ASLİYE HUKUK MAHKEMESİNE
DAVACI : TC:
Adresi:
VEKİLİ : Av.
DAVALI : 1. ... TC:
Adresi:
2. ... TC:
Adresi:
KONU : Tasarrufun iptali kaynaklı bedel tazminatı alacak talebidir.
DAVA DEĞERİ : İcra Takibi Aciz Belgesine göre ödenmemiş tutar olan ... TL'dir.
AÇIKLAMALAR :
I. MÜVEKKİL HAKKINDA ESASA İLİŞKİN BİLGİ:
...
II. DİLEKÇE ÖZETİ:
Aşağıda ayrıntılı olarak açıklanan dava konusu olayların maddeler halindeki kısa özetidir:
1. Müvekkilim ... İcra Müdürlüğü'nün / Esas Sayılı dosyasında Davalının alacaklısıdır.
2. Alacağın tahsili amacıyla ... tarihinde davalı aleyhine icra takibine başlanmıştır.
3. Takip sonrasında davalı tarafından adına kayıtlı araç muvazaalı olarak ...'ya devredilmiştir.

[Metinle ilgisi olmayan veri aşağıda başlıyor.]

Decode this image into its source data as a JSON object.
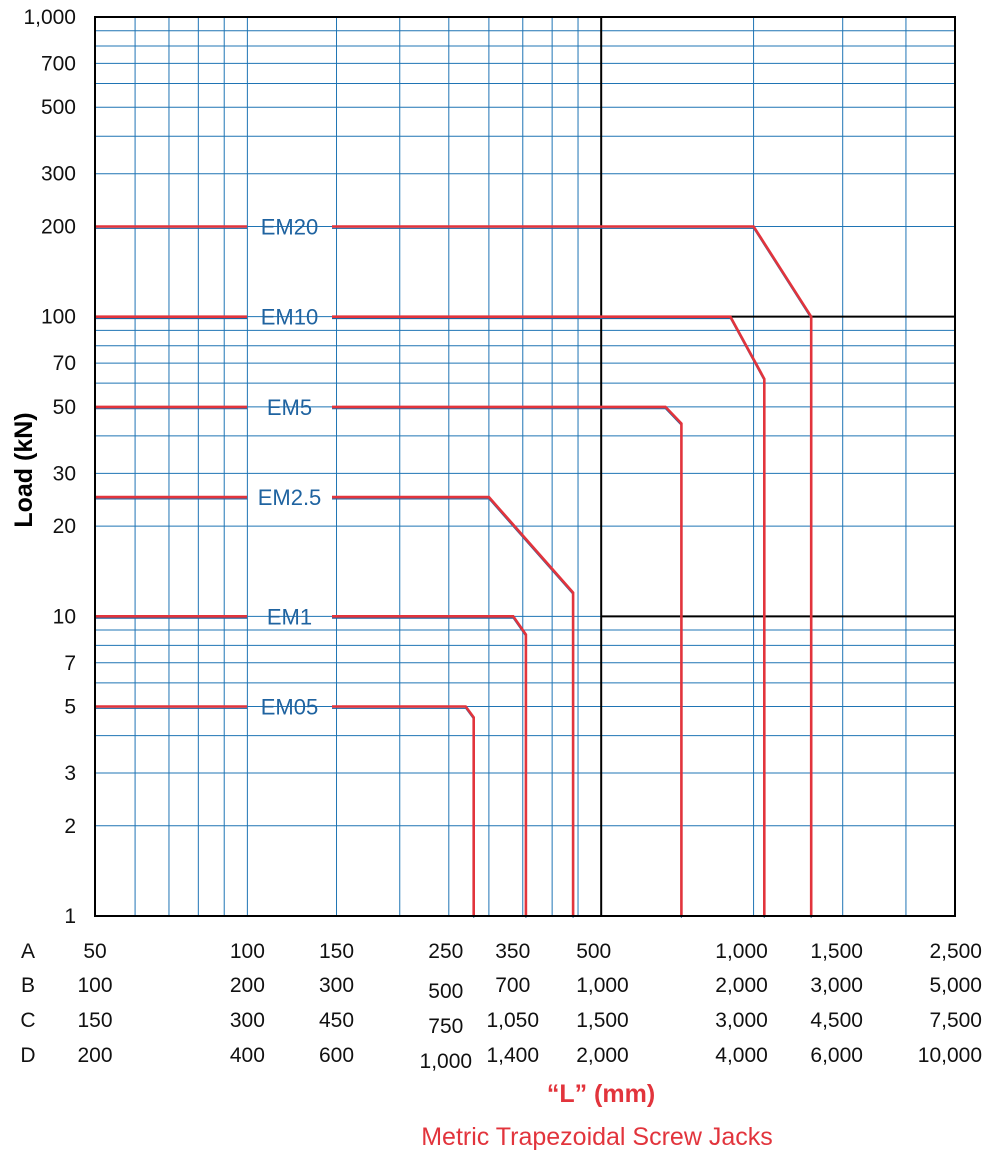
{
  "chart_data": {
    "type": "line",
    "xlabel": "“L” (mm)",
    "subtitle": "Metric Trapezoidal Screw Jacks",
    "ylabel": "Load (kN)",
    "y_scale": "log",
    "x_scale": "log",
    "ylim": [
      1,
      1000
    ],
    "xlim_row_A": [
      50,
      2500
    ],
    "grid": true,
    "y_ticks": [
      "1",
      "2",
      "3",
      "5",
      "7",
      "10",
      "20",
      "30",
      "50",
      "70",
      "100",
      "200",
      "300",
      "500",
      "700",
      "1,000"
    ],
    "x_axis_rows": [
      {
        "label": "A",
        "ticks": [
          "50",
          "100",
          "150",
          "250",
          "350",
          "500",
          "1,000",
          "1,500",
          "2,500"
        ]
      },
      {
        "label": "B",
        "ticks": [
          "100",
          "200",
          "300",
          "500",
          "700",
          "1,000",
          "2,000",
          "3,000",
          "5,000"
        ]
      },
      {
        "label": "C",
        "ticks": [
          "150",
          "300",
          "450",
          "750",
          "1,050",
          "1,500",
          "3,000",
          "4,500",
          "7,500"
        ]
      },
      {
        "label": "D",
        "ticks": [
          "200",
          "400",
          "600",
          "1,000",
          "1,400",
          "2,000",
          "4,000",
          "6,000",
          "10,000"
        ]
      }
    ],
    "series": [
      {
        "name": "EM05",
        "x_row_A": [
          50,
          270,
          280,
          280
        ],
        "y": [
          5,
          5,
          4.6,
          1
        ]
      },
      {
        "name": "EM1",
        "x_row_A": [
          50,
          335,
          355,
          355
        ],
        "y": [
          10,
          10,
          8.7,
          1
        ]
      },
      {
        "name": "EM2.5",
        "x_row_A": [
          50,
          300,
          440,
          440
        ],
        "y": [
          25,
          25,
          12,
          1
        ]
      },
      {
        "name": "EM5",
        "x_row_A": [
          50,
          670,
          720,
          720
        ],
        "y": [
          50,
          50,
          44,
          1
        ]
      },
      {
        "name": "EM10",
        "x_row_A": [
          50,
          900,
          1050,
          1050
        ],
        "y": [
          100,
          100,
          62,
          1
        ]
      },
      {
        "name": "EM20",
        "x_row_A": [
          50,
          1000,
          1300,
          1300
        ],
        "y": [
          200,
          200,
          100,
          1
        ]
      }
    ],
    "colors": {
      "curve": "#e2343c",
      "grid": "#1f74b4",
      "series_label": "#1f63a0",
      "frame": "#000000",
      "xlabel": "#e2343c"
    }
  }
}
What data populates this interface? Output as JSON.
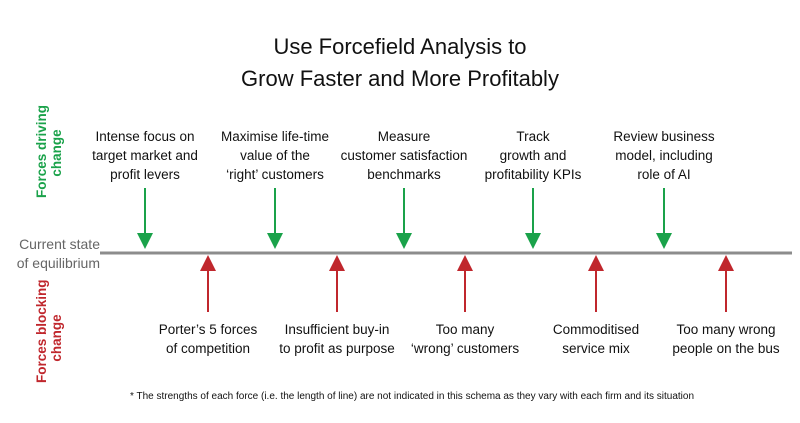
{
  "title": {
    "line1": "Use Forcefield Analysis to",
    "line2": "Grow Faster and More Profitably"
  },
  "side_labels": {
    "driving": {
      "line1": "Forces driving",
      "line2": "change",
      "color": "#1aa24a"
    },
    "blocking": {
      "line1": "Forces blocking",
      "line2": "change",
      "color": "#c0272d"
    }
  },
  "equilibrium": {
    "line1": "Current state",
    "line2": "of equilibrium",
    "color": "#808080"
  },
  "driving_forces": [
    {
      "lines": [
        "Intense focus on",
        "target market and",
        "profit levers"
      ]
    },
    {
      "lines": [
        "Maximise life-time",
        "value of the",
        "‘right’ customers"
      ]
    },
    {
      "lines": [
        "Measure",
        "customer satisfaction",
        "benchmarks"
      ]
    },
    {
      "lines": [
        "Track",
        "growth and",
        "profitability KPIs"
      ]
    },
    {
      "lines": [
        "Review business",
        "model, including",
        "role of AI"
      ]
    }
  ],
  "blocking_forces": [
    {
      "lines": [
        "Porter’s 5 forces",
        "of competition"
      ]
    },
    {
      "lines": [
        "Insufficient buy-in",
        "to profit as purpose"
      ]
    },
    {
      "lines": [
        "Too many",
        "‘wrong’ customers"
      ]
    },
    {
      "lines": [
        "Commoditised",
        "service mix"
      ]
    },
    {
      "lines": [
        "Too many wrong",
        "people on the bus"
      ]
    }
  ],
  "footnote": "* The strengths of each force (i.e. the length of line) are not indicated in this schema as they vary with each firm and its situation"
}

4. Söz konusu taşınmaz _._.20_ tarihinde dava dışı 3. şahısa satılması sebebiyle bedel tazminatı talebimiz vardır.
5. ...
III. USULE İLİŞKİN AÇIKLAMALAR:
1. ...
2. ...
IV. ESASA İLİŞKİN DETAYLI VAKIALAR VE HUKUKİ AÇIKLAMALAR:
Esasa ilişkin vakıaların ve hukuki iddialarımızın ayrıntılı açıklamalarıdır:
1. Borçlu muvazaalı olarak taşınmazı oldukça düşük bir bedel ile ...'ya devretmiştir.